Take, for example, the junkyard business. Last week, I was talking with my friend, Allan Harrell, in Phoenix, who has ties with body shop, body parts and junkyard businesses, even though his main job is keeping small business networks and computer systems up and running. After telling me how full his plate has become, thanks to all the viruses infecting Windows machines in his care, he mentioned FastParts, Inc. (fastpartsinc.com), the country's second largest supplier of computerized inventory systems for junkyards.

Intrigued, I got Jim Mangham and Wayne Leland on the phone to tell me about it. Jim owns the company, and Wayne is the “lead programmer systems guy”. They have a staff of seven and a customer base of 750. Wayne said the company has been using Linux for six or seven years; they like being able to hack the kernel and otherwise customize systems to do what they want.

FastParts sells a service that's delivered with a turnkey system in a white box. Customers view and operate it in a terminal window on whatever system (usually Windows) they happen to be using, including dumb terminals (Wyse, Sherwood) that FastParts is happy to provide.

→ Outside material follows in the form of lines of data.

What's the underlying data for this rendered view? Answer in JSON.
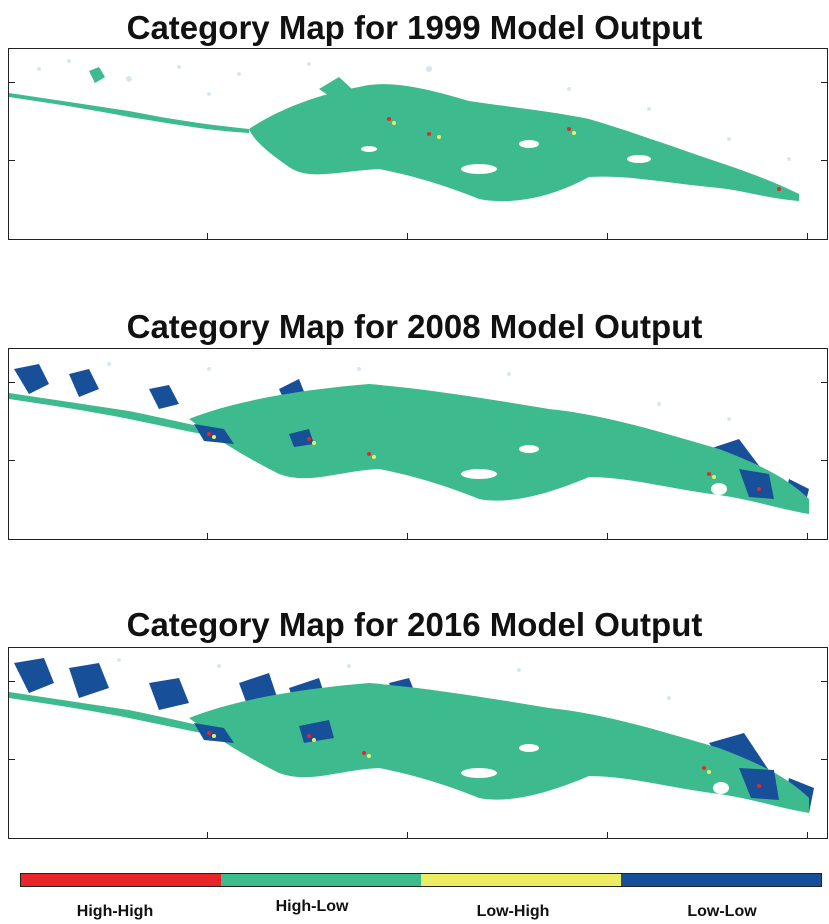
{
  "maps": [
    {
      "title": "Category Map for 1999 Model Output",
      "year": "1999"
    },
    {
      "title": "Category Map for 2008 Model Output",
      "year": "2008"
    },
    {
      "title": "Category Map for 2016 Model Output",
      "year": "2016"
    }
  ],
  "legend": {
    "items": [
      {
        "label": "High-High",
        "color": "#e8262a"
      },
      {
        "label": "High-Low",
        "color": "#3dbb8e"
      },
      {
        "label": "Low-High",
        "color": "#eded64"
      },
      {
        "label": "Low-Low",
        "color": "#174f98"
      }
    ]
  }
}
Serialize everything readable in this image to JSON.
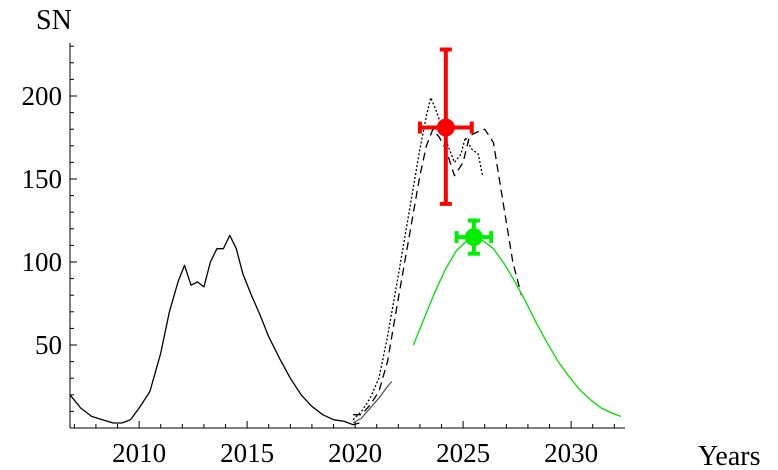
{
  "chart_data": {
    "type": "line",
    "title": "",
    "xlabel": "Years",
    "ylabel": "SN",
    "xlim": [
      2006.8,
      2032.5
    ],
    "ylim": [
      0,
      232
    ],
    "xticks": [
      2010,
      2015,
      2020,
      2025,
      2030
    ],
    "yticks": [
      50,
      100,
      150,
      200
    ],
    "grid": false,
    "legend": "none",
    "series": [
      {
        "style": "solid-black",
        "x": [
          2006.8,
          2007.3,
          2007.8,
          2008.3,
          2008.8,
          2009.2,
          2009.6,
          2010.0,
          2010.5,
          2011.0,
          2011.4,
          2011.8,
          2012.1,
          2012.4,
          2012.7,
          2013.0,
          2013.3,
          2013.6,
          2013.9,
          2014.2,
          2014.5,
          2014.8,
          2015.2,
          2015.6,
          2016.0,
          2016.5,
          2017.0,
          2017.5,
          2018.0,
          2018.5,
          2019.0,
          2019.5,
          2019.9,
          2020.2
        ],
        "y": [
          20,
          12,
          7,
          5,
          3,
          3,
          5,
          12,
          22,
          45,
          70,
          88,
          98,
          86,
          88,
          85,
          100,
          108,
          108,
          116,
          108,
          93,
          80,
          68,
          55,
          42,
          30,
          20,
          13,
          8,
          5,
          4,
          2,
          3
        ]
      },
      {
        "style": "dashed-black",
        "x": [
          2019.9,
          2020.3,
          2020.7,
          2021.1,
          2021.5,
          2022.0,
          2022.5,
          2023.0,
          2023.3,
          2023.6,
          2023.9,
          2024.2,
          2024.6,
          2025.0,
          2025.3,
          2025.6,
          2026.0,
          2026.4,
          2026.8,
          2027.3,
          2027.7
        ],
        "y": [
          8,
          8,
          14,
          22,
          40,
          78,
          115,
          152,
          170,
          180,
          175,
          168,
          152,
          160,
          176,
          178,
          180,
          172,
          140,
          100,
          80
        ]
      },
      {
        "style": "dotted-black",
        "x": [
          2019.9,
          2020.3,
          2020.7,
          2021.1,
          2021.5,
          2022.0,
          2022.5,
          2023.0,
          2023.3,
          2023.5,
          2023.7,
          2024.0,
          2024.3,
          2024.6,
          2024.9,
          2025.1,
          2025.4,
          2025.7,
          2025.9
        ],
        "y": [
          5,
          10,
          18,
          30,
          55,
          92,
          130,
          168,
          188,
          199,
          193,
          182,
          170,
          160,
          165,
          175,
          168,
          165,
          152
        ]
      },
      {
        "style": "solid-gray",
        "x": [
          2019.9,
          2020.3,
          2020.7,
          2021.1,
          2021.5,
          2021.7
        ],
        "y": [
          3,
          6,
          12,
          18,
          25,
          28
        ]
      },
      {
        "style": "green-curve",
        "x": [
          2022.7,
          2023.2,
          2023.7,
          2024.2,
          2024.7,
          2025.2,
          2025.5,
          2025.9,
          2026.4,
          2026.9,
          2027.4,
          2027.9,
          2028.4,
          2028.9,
          2029.4,
          2029.9,
          2030.4,
          2030.9,
          2031.4,
          2031.9,
          2032.3
        ],
        "y": [
          50,
          66,
          82,
          96,
          107,
          113,
          114,
          113,
          108,
          99,
          88,
          76,
          63,
          51,
          40,
          31,
          23,
          17,
          12,
          9,
          7
        ]
      }
    ],
    "points": [
      {
        "color": "#ff0000",
        "x": 2024.2,
        "y": 181,
        "xerr": 1.2,
        "yerr": [
          46,
          47
        ]
      },
      {
        "color": "#00ee00",
        "x": 2025.5,
        "y": 115,
        "xerr": 0.8,
        "yerr": [
          10,
          10
        ]
      }
    ]
  }
}
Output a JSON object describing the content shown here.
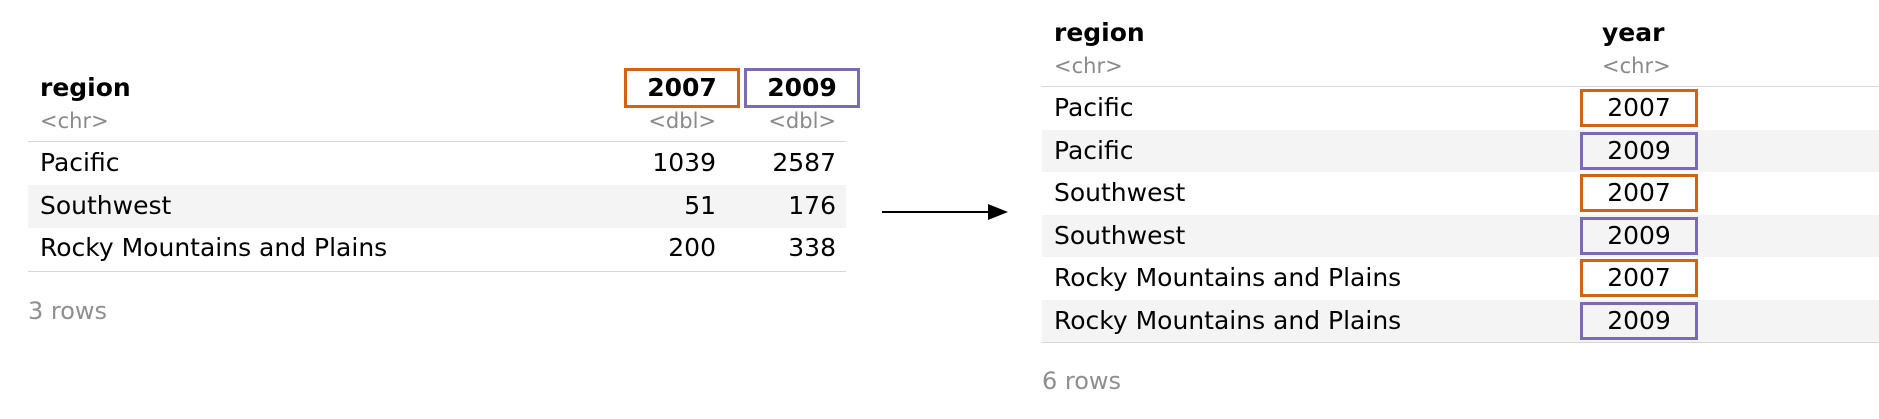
{
  "left_table": {
    "headers": {
      "region": "region",
      "c2007": "2007",
      "c2009": "2009"
    },
    "types": {
      "region": "<chr>",
      "c2007": "<dbl>",
      "c2009": "<dbl>"
    },
    "rows": [
      {
        "region": "Pacific",
        "v2007": "1039",
        "v2009": "2587"
      },
      {
        "region": "Southwest",
        "v2007": "51",
        "v2009": "176"
      },
      {
        "region": "Rocky Mountains and Plains",
        "v2007": "200",
        "v2009": "338"
      }
    ],
    "row_count": "3 rows"
  },
  "right_table": {
    "headers": {
      "region": "region",
      "year": "year"
    },
    "types": {
      "region": "<chr>",
      "year": "<chr>"
    },
    "rows": [
      {
        "region": "Pacific",
        "year": "2007"
      },
      {
        "region": "Pacific",
        "year": "2009"
      },
      {
        "region": "Southwest",
        "year": "2007"
      },
      {
        "region": "Southwest",
        "year": "2009"
      },
      {
        "region": "Rocky Mountains and Plains",
        "year": "2007"
      },
      {
        "region": "Rocky Mountains and Plains",
        "year": "2009"
      }
    ],
    "row_count": "6 rows"
  },
  "colors": {
    "orange": "#d4620e",
    "purple": "#7a6ab8",
    "arrow": "#000000"
  }
}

FastParts is a personal service business, delivering and installing the systems themselves, including the modem phone connection that lets the company dial into a machine, do diagnostics and fix problems. Customers also call in through the system to look for car parts on FastParts' central system. “Many of our customers are too far out in the sticks to get a high-speed Internet connection”, Wayne says. “We have one guy on the road full-time, just installing.”

How do they compete? “Reliability, pricing and support”, Wayne says. “Out of all our competitors, where we get 'em is with support. Most of the other ones have modern telephone systems with all these menu choices you have to go through, and most of our customers do not like that. They want to get a real person when the phone rings. With us they get that.”

To me, that's the real story of Linux and open source. It's the ability of any expert in any field that requires any computerization at all to build a business that delivers what customers want—thanks to underlying software building materials that are free.

One of these days we'll all understand what's been obvious for years to guys like Wayne Leland: that free software is the best bedrock for a healthy and free computing marketplace—regardless of whether it threatens prevailing monopolies.

Doc Searls is senior editor of Linux Journal.